Ainsi, à tout vouloir — et le beurre et l'argent du beurre — on finit par tout perdre. Winston Churchill avait
dit : Ils ont accepté le déshonneur pour avoir la paix, ils auront le déshonneur et la guerre. Tous ceux qui
continuent aujourd'hui à dire : il est possible d'éduquer sans jamais sanctionner, pour avoir ce monde
imaginaire qu'ils ont dans la tête, non seulement ne le verront jamais en vrai, mais auront en plus pénalisé tous
les élèves qui auraient bien voulu travailler et en auront été empêchés pendant des années, ainsi que tous les
fauteurs de trouble qui n'auront jamais pris au sérieux leurs paroles angéliques, se laissant happer par la
vertigineuse
absence de limite à l'école.
Ce terrible manque de lucidité, à vrai dire, c'est une vision de l'homme totalement détaché du monde du vivant : quand les
lions partent à la chasse, est-ce qu'ils choisissent d'attaquer le gnou le plus fort ? Non, ils choisissent toujours le
gnou le moins fort.

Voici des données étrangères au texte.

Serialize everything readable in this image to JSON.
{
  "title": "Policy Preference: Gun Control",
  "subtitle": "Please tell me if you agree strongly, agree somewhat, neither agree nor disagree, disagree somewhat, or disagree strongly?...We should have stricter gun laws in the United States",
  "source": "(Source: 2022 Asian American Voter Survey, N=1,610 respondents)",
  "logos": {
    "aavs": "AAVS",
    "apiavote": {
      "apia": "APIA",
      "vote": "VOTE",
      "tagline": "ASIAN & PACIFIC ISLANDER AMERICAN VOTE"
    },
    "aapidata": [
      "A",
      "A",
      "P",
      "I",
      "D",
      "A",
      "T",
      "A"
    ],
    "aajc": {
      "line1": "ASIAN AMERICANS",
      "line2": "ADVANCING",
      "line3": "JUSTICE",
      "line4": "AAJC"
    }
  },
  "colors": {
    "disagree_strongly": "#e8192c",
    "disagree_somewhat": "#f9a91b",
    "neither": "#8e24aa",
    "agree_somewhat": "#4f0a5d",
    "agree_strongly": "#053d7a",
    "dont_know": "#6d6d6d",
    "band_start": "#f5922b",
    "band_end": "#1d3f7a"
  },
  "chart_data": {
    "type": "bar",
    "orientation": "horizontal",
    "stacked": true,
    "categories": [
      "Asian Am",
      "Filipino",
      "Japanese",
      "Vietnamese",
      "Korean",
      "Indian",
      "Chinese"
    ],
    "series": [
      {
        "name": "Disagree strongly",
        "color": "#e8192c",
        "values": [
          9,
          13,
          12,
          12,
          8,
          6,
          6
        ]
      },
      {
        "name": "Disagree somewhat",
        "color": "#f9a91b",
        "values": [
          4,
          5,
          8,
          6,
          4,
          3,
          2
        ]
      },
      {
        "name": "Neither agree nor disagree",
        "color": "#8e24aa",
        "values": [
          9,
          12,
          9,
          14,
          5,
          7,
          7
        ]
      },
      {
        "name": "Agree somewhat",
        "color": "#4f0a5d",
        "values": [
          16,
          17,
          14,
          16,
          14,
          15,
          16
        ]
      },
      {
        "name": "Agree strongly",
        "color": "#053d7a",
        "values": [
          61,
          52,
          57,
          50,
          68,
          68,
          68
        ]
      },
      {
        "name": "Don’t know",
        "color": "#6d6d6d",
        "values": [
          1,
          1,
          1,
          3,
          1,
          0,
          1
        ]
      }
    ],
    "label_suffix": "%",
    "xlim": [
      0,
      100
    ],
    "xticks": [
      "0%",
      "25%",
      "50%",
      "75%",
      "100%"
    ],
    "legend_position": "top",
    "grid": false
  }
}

C'est dans la nature vivante. C'est aussi, si ce n'est dans la nature humaine évoluée, au moins dans
la nature humaine en formation : en l'absence de sanction, l'enfant est naturellement porté à s'en prendre
à un enfant plus faible que lui, ne serait-ce que par jeu. On le déplorera autant qu'on voudra, mais force est de
constater que dans toutes les espèces vivantes — et jusqu'à preuve du contraire, l'Homme en est une... —
toute organisation sociale a besoin, pour sa sérénité, d'un système de sanctions suffisantes et clairement identifiées.
Refuser la sanction, c'est la faire subir de façon bien plus brutale et injuste que si elle était préalablement admise.
Réfléchissons encore à notre propre fonctionnement corporel : notre sang n'est-il pas contraint de
circuler dans nos vaisseaux sanguins ? Si notre corps se laissait aller à l'instar du laisser-faire institutionnel «
dévolu » à nos écoles primaires et nos établissements scolaires, nous ne tiendrions pas longtemps... Et si certains
ne s'en rendent toujours pas compte, c'est parce que l'échelle du temps est plus longue pour un système scolaire que pour
un corps humain ; mais le
rétablissement n'en sera que plus long.